Luego, conocí tu adorada Guerea. Yo también fui joven en sus calles y supe de fiestas, sueños, amores… Bastante de todo aquello se lo llevó la eterna lluvia lagunera, pero me quedó una querencia por ti, por aquel poeta inadaptado, incapaz de vivir acompasado con un mundo que no entendía de melancolía, que alguien pudiera “morir mañana / ahora mismo tal vez”. ¿Quién iba a querer morir en una Aguere que volvía joven a todo el que la pisaba? ¿Acaso no eran sus calles llenas de estudiantes una permanente invitación a la vida? Tal vez, pero no para ti, Maccanti, que vivías en Guerea, y envuelto en la bruma triste exclamabas aquello de “Sólo yo no perduro”. Nadie perdura pero nos gusta creer la ficción de que permanecemos en las voces y recuerdos de otros. Y de repente, con poetas como tú, sucede que sucede el milagro. Y pasa. Y permaneces.
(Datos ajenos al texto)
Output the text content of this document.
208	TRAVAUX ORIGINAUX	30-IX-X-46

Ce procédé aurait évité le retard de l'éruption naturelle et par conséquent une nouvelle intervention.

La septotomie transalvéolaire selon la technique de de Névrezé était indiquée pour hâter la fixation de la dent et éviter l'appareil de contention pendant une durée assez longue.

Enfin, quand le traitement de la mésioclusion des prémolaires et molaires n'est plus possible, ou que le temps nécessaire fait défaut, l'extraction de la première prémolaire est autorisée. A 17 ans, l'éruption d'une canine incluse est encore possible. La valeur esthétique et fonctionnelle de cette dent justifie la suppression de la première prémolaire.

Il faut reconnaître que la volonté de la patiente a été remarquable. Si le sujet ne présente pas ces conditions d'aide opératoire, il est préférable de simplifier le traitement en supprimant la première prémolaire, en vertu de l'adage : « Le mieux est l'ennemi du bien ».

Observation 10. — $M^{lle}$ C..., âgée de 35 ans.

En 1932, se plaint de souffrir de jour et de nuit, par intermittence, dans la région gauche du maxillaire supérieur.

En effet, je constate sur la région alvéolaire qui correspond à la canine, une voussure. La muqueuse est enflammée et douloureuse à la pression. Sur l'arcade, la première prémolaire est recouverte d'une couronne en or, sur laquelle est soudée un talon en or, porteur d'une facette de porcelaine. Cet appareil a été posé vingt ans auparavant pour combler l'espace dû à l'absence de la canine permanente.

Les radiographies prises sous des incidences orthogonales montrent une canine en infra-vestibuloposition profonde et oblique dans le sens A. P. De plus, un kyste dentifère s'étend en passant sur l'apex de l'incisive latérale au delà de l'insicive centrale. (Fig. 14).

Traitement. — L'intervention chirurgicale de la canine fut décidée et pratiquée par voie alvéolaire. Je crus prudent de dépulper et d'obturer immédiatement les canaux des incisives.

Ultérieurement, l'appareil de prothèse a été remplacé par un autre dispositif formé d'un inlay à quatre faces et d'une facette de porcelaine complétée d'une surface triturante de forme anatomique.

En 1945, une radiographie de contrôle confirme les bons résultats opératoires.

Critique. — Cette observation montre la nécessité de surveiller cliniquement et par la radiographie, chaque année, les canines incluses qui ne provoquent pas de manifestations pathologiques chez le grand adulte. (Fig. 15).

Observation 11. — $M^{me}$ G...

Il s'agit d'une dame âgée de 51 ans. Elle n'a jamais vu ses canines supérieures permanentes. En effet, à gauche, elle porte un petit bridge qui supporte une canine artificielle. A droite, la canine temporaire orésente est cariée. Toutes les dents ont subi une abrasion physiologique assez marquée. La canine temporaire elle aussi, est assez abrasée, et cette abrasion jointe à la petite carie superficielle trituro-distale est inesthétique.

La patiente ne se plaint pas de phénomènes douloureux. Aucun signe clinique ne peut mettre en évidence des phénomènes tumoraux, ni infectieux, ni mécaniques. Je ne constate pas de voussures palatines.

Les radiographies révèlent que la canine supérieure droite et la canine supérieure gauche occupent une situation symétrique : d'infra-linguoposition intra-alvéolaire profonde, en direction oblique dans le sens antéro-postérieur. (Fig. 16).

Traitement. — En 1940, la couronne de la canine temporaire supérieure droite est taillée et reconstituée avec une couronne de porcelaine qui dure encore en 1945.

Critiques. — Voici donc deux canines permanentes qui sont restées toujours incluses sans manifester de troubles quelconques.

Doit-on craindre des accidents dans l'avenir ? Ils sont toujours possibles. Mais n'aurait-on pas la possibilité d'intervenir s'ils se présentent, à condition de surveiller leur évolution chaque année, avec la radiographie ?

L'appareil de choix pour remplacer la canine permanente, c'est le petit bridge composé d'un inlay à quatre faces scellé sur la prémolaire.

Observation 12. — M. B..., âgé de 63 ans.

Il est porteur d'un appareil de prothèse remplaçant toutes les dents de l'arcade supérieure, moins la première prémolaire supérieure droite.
Fue leyendo “La tierra sola” cuando más cerca estuve de tu sombra. Sentí que aquel “país de inmenso cielo” era también el nuestro y que por fin se encontraban Aguere y Guerea, como en una cita eternamente postergada. Luego, al final, conocimos tu dolor, de viejo poeta abandonado, que sobrevivía penosamente, que no supo ganarse la vida sino que la vida lo ganó a cada instante. Llevaste tu grito agónico hasta el Parlamento. Decías que habías cumplido con tu labor, con tu país… y decías la verdad pero pocos lo entendieron y menos hicieron caso. Tuviste que morirte, dar con tus huesos en nuestra “piel de tierra” para que te dedicaran un póstumo Día de las Letras Canarias. Tú, que nada pedías “a cambio del amor”, nada tuviste al fin y al cabo. Tan sólo una celebración que no verás y unos discursos que no oirás. Y así pasarás, que es tu forma de permanecer. Mientras tanto, acaso la sempiterna lluvia fina tras los cristales seguirá mojando en Guerea a los niños en sus columpios a la salida del colegio.